When it comes to building smarter-than-human AI, "try it and see" is never the right answer. You may only get one attempt to get it right, and you don't take "try it and see" chances with existential risk.
(There's been some interesting research into making it possible to monitor and halt a rogue AI, but no matter how promising that looks, it should still be treated as one of many risk mitigation strategies rather than as a panacea. Still better to consider that you might only get one attempt.)
I don't think it makes sense to consider this kind of approach with superintelligence; either it understands and implements human values, in which case attempting to treat it as an adversary is counterproductive, or it fails to understand and implement human values, in which case you've utterly failed on a "better luck next universe" scale.
However, it does make sense to consider this kind of approach with machine learning in general. One of the problems with machine learning techniques is "give us all your data and we'll do smart things with it", which doesn't work out so well if you want to keep such data private. This approach might provide more options in that case, such as offloading some of your expensive computations and learnings without actually exposing your data.
Disagree emphatically.

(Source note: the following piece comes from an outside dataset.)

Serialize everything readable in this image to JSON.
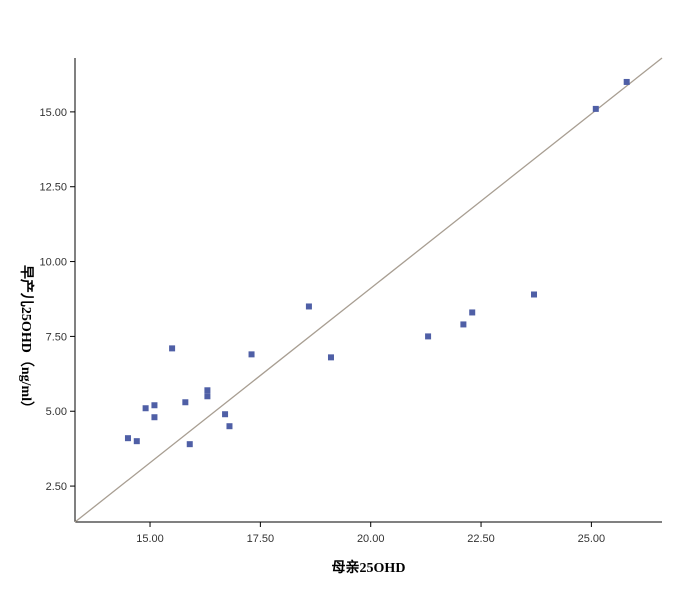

In fact it's the only way to do it because there is no way to know certainly that a superhuman-AGI will ensure the longevity of humanity. I go so far as to argue that it's not even necessary because there is no long term longevity for humanity anyway.
There is this implicit assumption that humans are, should and will always be the apex entity - and I think that is misguided.

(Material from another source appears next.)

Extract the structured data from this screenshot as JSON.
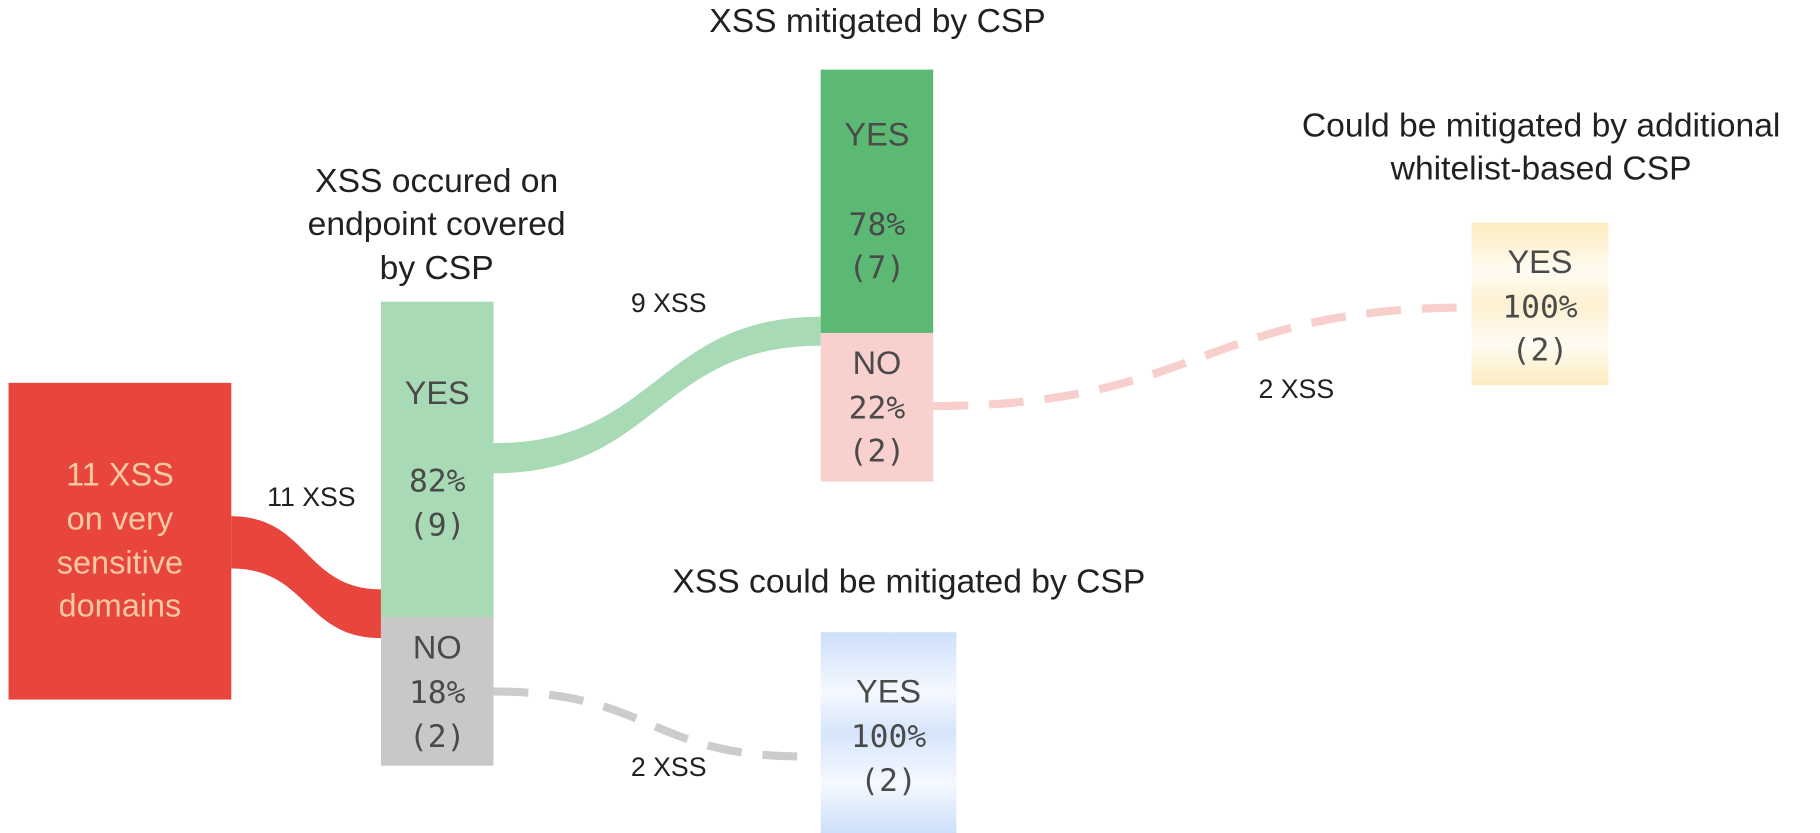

If you instead view superhuman-AGI as our rightful offspring, something that we can't understand and is better than us, then all of the existential dread around it goes away.
Dying elderly often express "comfort" in dying when they see that their offspring are reproducing and are smarter than they were. We should see Superhuman-AGI the same way except towards all of humanity.
2) It's reasonable to think about how our values might change in the presence of superintelligence; we certainly shouldn't assume that our present values should forever dictate how everything works. That's different than allowing a view that sentient beings who exist today might have no value.
There's no way to know certainly; there are ways to know that the outcome has higher expected value than not having it, given the vast set of problems it can solve and the massive negative values associated with those problems.
It's basically just a fancy AI-box, and there's little reason to trust those.